Айла хотела бы, чтобы Мэдилейн улыбнулась. Ей хотелось бы, чтобы был хотя бы слабый повод посмеяться. Все, что она получает, — это мимолетная улыбка, просто проблеск.
— Но нет, я не думаю, что религия что-нибудь изменила бы. Не для меня. Я редко об этом задумывалась.
О вере — да, о доверии, о надежде, даже о некоторых историях, но не о том, о чем говорит Мэдилейн.
— Хорошо. Тогда о том, о чем я действительно хотела сказать. Я могу не уметь молиться, но я с тобой, не думаю, что от этой ерунды что-то на самом деле зависит, — а теперь она рассержена!
— Ты знаешь, мам, если бы я собиралась помолиться или даже просто изо всех сил чего-то пожелать, сейчас я бы не знала, о чем просить. Понимаешь, о чем я?
Голубые глаза Мэдилейн теперь, возможно, уже не такие ясные, как раньше, но взгляд у нее может быть, очень острым.
— Я думаю, да. Да. Ты, наверное, думала, что я совсем дура, говорю тебе, чтобы ты не беспокоилась, и ты бы поняла, что я вру, если бы я сказала, что сама не беспокоюсь, поэтому не буду тратить время на эту чушь, я беспокоюсь, и ты, конечно, тоже, и хватит об этом. Но я хочу, чтобы ты знала, что, хотя мы и не способны молиться, я сконцентрирую на тебе всю свою силу и волю. И знаешь, я думаю, это что-нибудь да значит.
И доктор Грант тоже.
— И я тоже.
И она тоже: превосходно отточенная, беспримесная и собранная воля Мэдилейн — с такими вещами не шутят, это могучее оружие на стороне Айлы.
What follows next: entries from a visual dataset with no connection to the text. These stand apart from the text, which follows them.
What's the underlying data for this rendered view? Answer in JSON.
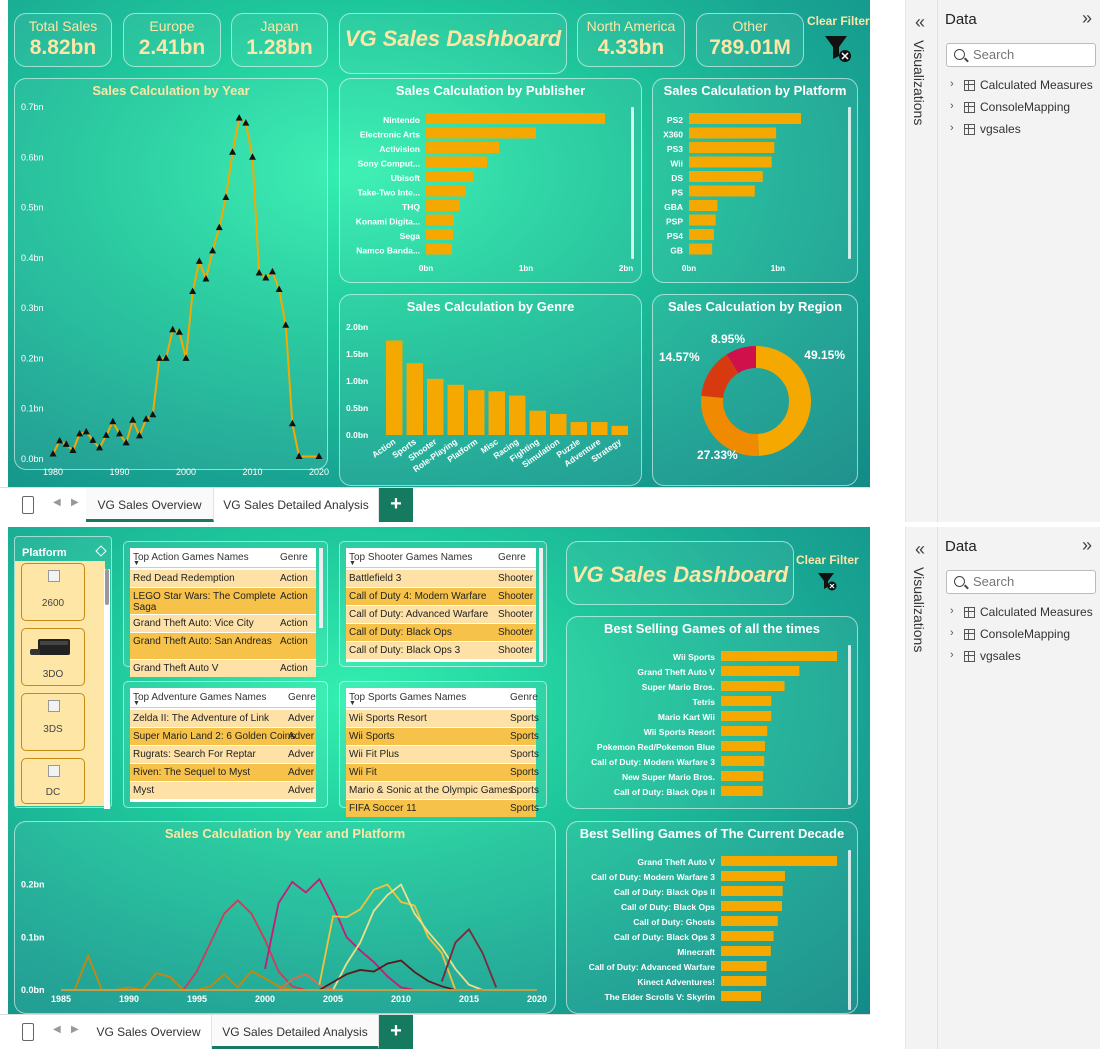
{
  "colors": {
    "accent": "#f5a800",
    "title_text": "#fde6a6",
    "line_gold": "#f5a800",
    "donut": [
      "#f5a800",
      "#f08a00",
      "#d83a10",
      "#d0104a"
    ]
  },
  "top": {
    "kpis": [
      {
        "label": "Total Sales",
        "value": "8.82bn"
      },
      {
        "label": "Europe",
        "value": "2.41bn"
      },
      {
        "label": "Japan",
        "value": "1.28bn"
      },
      {
        "label": "North America",
        "value": "4.33bn"
      },
      {
        "label": "Other",
        "value": "789.01M"
      }
    ],
    "dashboard_title": "VG Sales Dashboard",
    "clear_filter": "Clear Filter"
  },
  "bottom": {
    "dashboard_title": "VG Sales Dashboard",
    "clear_filter": "Clear Filter"
  },
  "tabs": {
    "overview": "VG Sales Overview",
    "detailed": "VG Sales Detailed Analysis",
    "add": "+"
  },
  "panes": {
    "visualizations": "Visualizations",
    "data": "Data",
    "search_placeholder": "Search",
    "items": [
      "Calculated Measures",
      "ConsoleMapping",
      "vgsales"
    ]
  },
  "platform_slicer": {
    "title": "Platform",
    "items": [
      "2600",
      "3DO",
      "3DS",
      "DC"
    ]
  },
  "tables": {
    "action": {
      "col1": "Top Action Games Names",
      "col2": "Genre",
      "rows": [
        [
          "Red Dead Redemption",
          "Action"
        ],
        [
          "LEGO Star Wars: The Complete Saga",
          "Action"
        ],
        [
          "Grand Theft Auto: Vice City",
          "Action"
        ],
        [
          "Grand Theft Auto: San Andreas",
          "Action"
        ],
        [
          "Grand Theft Auto V",
          "Action"
        ]
      ]
    },
    "shooter": {
      "col1": "Top Shooter Games Names",
      "col2": "Genre",
      "rows": [
        [
          "Battlefield 3",
          "Shooter"
        ],
        [
          "Call of Duty 4: Modern Warfare",
          "Shooter"
        ],
        [
          "Call of Duty: Advanced Warfare",
          "Shooter"
        ],
        [
          "Call of Duty: Black Ops",
          "Shooter"
        ],
        [
          "Call of Duty: Black Ops 3",
          "Shooter"
        ]
      ]
    },
    "adventure": {
      "col1": "Top Adventure Games Names",
      "col2": "Genre",
      "rows": [
        [
          "Zelda II: The Adventure of Link",
          "Adver"
        ],
        [
          "Super Mario Land 2: 6 Golden Coins",
          "Adver"
        ],
        [
          "Rugrats: Search For Reptar",
          "Adver"
        ],
        [
          "Riven: The Sequel to Myst",
          "Adver"
        ],
        [
          "Myst",
          "Adver"
        ]
      ]
    },
    "sports": {
      "col1": "Top Sports Games Names",
      "col2": "Genre",
      "rows": [
        [
          "Wii Sports Resort",
          "Sports"
        ],
        [
          "Wii Sports",
          "Sports"
        ],
        [
          "Wii Fit Plus",
          "Sports"
        ],
        [
          "Wii Fit",
          "Sports"
        ],
        [
          "Mario & Sonic at the Olympic Games",
          "Sports"
        ],
        [
          "FIFA Soccer 11",
          "Sports"
        ]
      ]
    }
  },
  "chart_data": [
    {
      "id": "year",
      "type": "line",
      "title": "Sales Calculation by Year",
      "xlabel": "",
      "ylabel": "",
      "x": [
        1980,
        1981,
        1982,
        1983,
        1984,
        1985,
        1986,
        1987,
        1988,
        1989,
        1990,
        1991,
        1992,
        1993,
        1994,
        1995,
        1996,
        1997,
        1998,
        1999,
        2000,
        2001,
        2002,
        2003,
        2004,
        2005,
        2006,
        2007,
        2008,
        2009,
        2010,
        2011,
        2012,
        2013,
        2014,
        2015,
        2016,
        2017,
        2020
      ],
      "values": [
        0.01,
        0.036,
        0.029,
        0.017,
        0.05,
        0.054,
        0.037,
        0.022,
        0.047,
        0.074,
        0.05,
        0.032,
        0.077,
        0.046,
        0.079,
        0.088,
        0.2,
        0.2,
        0.257,
        0.252,
        0.2,
        0.333,
        0.393,
        0.358,
        0.414,
        0.46,
        0.52,
        0.61,
        0.678,
        0.668,
        0.6,
        0.37,
        0.36,
        0.372,
        0.337,
        0.266,
        0.07,
        0.005,
        0.005
      ],
      "xticks": [
        1980,
        1990,
        2000,
        2010,
        2020
      ],
      "xlim": [
        1980,
        2020
      ],
      "yticks": [
        "0.0bn",
        "0.1bn",
        "0.2bn",
        "0.3bn",
        "0.4bn",
        "0.5bn",
        "0.6bn",
        "0.7bn"
      ],
      "ylim": [
        0,
        0.7
      ]
    },
    {
      "id": "publisher",
      "type": "bar",
      "orientation": "horizontal",
      "title": "Sales Calculation by Publisher",
      "categories": [
        "Nintendo",
        "Electronic Arts",
        "Activision",
        "Sony Comput...",
        "Ubisoft",
        "Take-Two Inte...",
        "THQ",
        "Konami Digita...",
        "Sega",
        "Namco Banda..."
      ],
      "values": [
        1.79,
        1.1,
        0.73,
        0.61,
        0.47,
        0.4,
        0.34,
        0.28,
        0.27,
        0.26
      ],
      "xticks": [
        "0bn",
        "1bn",
        "2bn"
      ],
      "xlim": [
        0,
        2
      ]
    },
    {
      "id": "platform",
      "type": "bar",
      "orientation": "horizontal",
      "title": "Sales Calculation by Platform",
      "categories": [
        "PS2",
        "X360",
        "PS3",
        "Wii",
        "DS",
        "PS",
        "GBA",
        "PSP",
        "PS4",
        "GB"
      ],
      "values": [
        1.26,
        0.98,
        0.96,
        0.93,
        0.83,
        0.74,
        0.32,
        0.3,
        0.28,
        0.26
      ],
      "xticks": [
        "0bn",
        "1bn"
      ],
      "xlim": [
        0,
        1.8
      ]
    },
    {
      "id": "genre",
      "type": "bar",
      "title": "Sales Calculation by Genre",
      "categories": [
        "Action",
        "Sports",
        "Shooter",
        "Role-Playing",
        "Platform",
        "Misc",
        "Racing",
        "Fighting",
        "Simulation",
        "Puzzle",
        "Adventure",
        "Strategy"
      ],
      "values": [
        1.75,
        1.33,
        1.04,
        0.93,
        0.83,
        0.81,
        0.73,
        0.45,
        0.39,
        0.24,
        0.24,
        0.17
      ],
      "yticks": [
        "0.0bn",
        "0.5bn",
        "1.0bn",
        "1.5bn",
        "2.0bn"
      ],
      "ylim": [
        0,
        2
      ]
    },
    {
      "id": "region",
      "type": "pie",
      "title": "Sales Calculation by Region",
      "values": [
        49.15,
        27.33,
        14.57,
        8.95
      ],
      "labels": [
        "49.15%",
        "27.33%",
        "14.57%",
        "8.95%"
      ]
    },
    {
      "id": "best_all",
      "type": "bar",
      "orientation": "horizontal",
      "title": "Best Selling Games of all the times",
      "categories": [
        "Wii Sports",
        "Grand Theft Auto V",
        "Super Mario Bros.",
        "Tetris",
        "Mario Kart Wii",
        "Wii Sports Resort",
        "Pokemon Red/Pokemon Blue",
        "Call of Duty: Modern Warfare 3",
        "New Super Mario Bros.",
        "Call of Duty: Black Ops II"
      ],
      "values": [
        82.74,
        55.92,
        45.31,
        35.84,
        35.82,
        33.0,
        31.37,
        30.83,
        30.01,
        29.72
      ]
    },
    {
      "id": "best_decade",
      "type": "bar",
      "orientation": "horizontal",
      "title": "Best Selling Games of The Current Decade",
      "categories": [
        "Grand Theft Auto V",
        "Call of Duty: Modern Warfare 3",
        "Call of Duty: Black Ops II",
        "Call of Duty: Black Ops",
        "Call of Duty: Ghosts",
        "Call of Duty: Black Ops 3",
        "Minecraft",
        "Call of Duty: Advanced Warfare",
        "Kinect Adventures!",
        "The Elder Scrolls V: Skyrim"
      ],
      "values": [
        55.92,
        30.83,
        29.72,
        29.4,
        27.38,
        25.32,
        24.01,
        21.9,
        21.81,
        19.28
      ]
    },
    {
      "id": "year_platform",
      "type": "line",
      "title": "Sales Calculation by Year and Platform",
      "xticks": [
        1985,
        1990,
        1995,
        2000,
        2005,
        2010,
        2015,
        2020
      ],
      "xlim": [
        1985,
        2020
      ],
      "yticks": [
        "0.0bn",
        "0.1bn",
        "0.2bn"
      ],
      "ylim": [
        0,
        0.22
      ],
      "series": [
        {
          "color": "#c8860a",
          "x": [
            1985,
            1986,
            1987,
            1988,
            1989,
            1990,
            1991,
            1992,
            1993,
            1994,
            1995,
            1996,
            1997,
            1998,
            1999,
            2000,
            2001,
            2002
          ],
          "values": [
            0.0,
            0.0,
            0.065,
            0.0,
            0.0,
            0.005,
            0.0,
            0.032,
            0.025,
            0.0,
            0.0,
            0.007,
            0.03,
            0.005,
            0.036,
            0.022,
            0.007,
            0.0
          ]
        },
        {
          "color": "#d23a5a",
          "x": [
            1994,
            1995,
            1996,
            1997,
            1998,
            1999,
            2000,
            2001,
            2002,
            2003
          ],
          "values": [
            0.0,
            0.036,
            0.09,
            0.145,
            0.17,
            0.145,
            0.095,
            0.035,
            0.007,
            0.0
          ]
        },
        {
          "color": "#c81a78",
          "x": [
            2000,
            2001,
            2002,
            2003,
            2004,
            2005,
            2006,
            2007,
            2008,
            2009,
            2010,
            2011
          ],
          "values": [
            0.04,
            0.165,
            0.205,
            0.185,
            0.21,
            0.16,
            0.1,
            0.075,
            0.053,
            0.026,
            0.005,
            0.0
          ]
        },
        {
          "color": "#e36a4a",
          "x": [
            2001,
            2002,
            2003,
            2004,
            2005,
            2006,
            2007,
            2008
          ],
          "values": [
            0.0,
            0.02,
            0.03,
            0.01,
            0.0,
            0.0,
            0.0,
            0.0
          ]
        },
        {
          "color": "#f3c13a",
          "x": [
            2004,
            2005,
            2006,
            2007,
            2008,
            2009,
            2010,
            2011,
            2012,
            2013,
            2014,
            2015
          ],
          "values": [
            0.01,
            0.14,
            0.138,
            0.153,
            0.19,
            0.2,
            0.167,
            0.16,
            0.1,
            0.07,
            0.0,
            0.0
          ]
        },
        {
          "color": "#eedf8a",
          "x": [
            2005,
            2006,
            2007,
            2008,
            2009,
            2010,
            2011,
            2012,
            2013,
            2014,
            2015,
            2016
          ],
          "values": [
            0.0,
            0.05,
            0.09,
            0.15,
            0.18,
            0.2,
            0.145,
            0.11,
            0.08,
            0.04,
            0.01,
            0.0
          ]
        },
        {
          "color": "#5a1a1a",
          "x": [
            2004,
            2005,
            2006,
            2007,
            2008,
            2009,
            2010,
            2011,
            2012,
            2013,
            2014,
            2015,
            2016
          ],
          "values": [
            0.0,
            0.015,
            0.03,
            0.038,
            0.035,
            0.05,
            0.056,
            0.034,
            0.017,
            0.007,
            0.0,
            0.0,
            0.0
          ]
        },
        {
          "color": "#7a2a3a",
          "x": [
            2013,
            2014,
            2015,
            2016,
            2017
          ],
          "values": [
            0.016,
            0.09,
            0.115,
            0.07,
            0.005
          ]
        },
        {
          "color": "#d4a040",
          "x": [
            1985,
            2000,
            2020
          ],
          "values": [
            0.0,
            0.0,
            0.0
          ]
        }
      ]
    }
  ]
}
— И потом я буду здесь, я тебе помогу. У тебя будет много работы, и я сделаю все, все, что только смогу. — Ее маленькие зубы стиснуты, выцветшие глаза сверкают. — Я столько раз мечтала поменяться с тобой местами, но, в конце концов, это — все лишь потакание своим слабостям и пустая трата сил. Поэтому, раз мы не можем этого сделать, я сделаю что-нибудь еще, что угодно. Все, что поможет поставить тебя на ноги.
Воспламенившись, Мэдилейн яростно энергична. Она искрится и излучает нечто, ее маленькое тело становится грозным и огромным в своей серебристой, золотистой, темно-синей воле. Эти цвета нельзя увидеть; но Айла их как-то видит. Берт как-то назвал Мэдилейн «горячей штучкой», что Айле показалось странным и, возможно, неуважительным, и бросило небольшую тень на ее привязанность к нему. Возможно, он имел в виду именно это, именно это и видел.
— Спасибо. Мне так повезло, что ты — моя мама.
— Едва ли. Но мы все стараемся изо всех сил, правда?
Некоторые — да, некоторые — нет.
— И это пройдет. Будет нелегко, но ты сумеешь.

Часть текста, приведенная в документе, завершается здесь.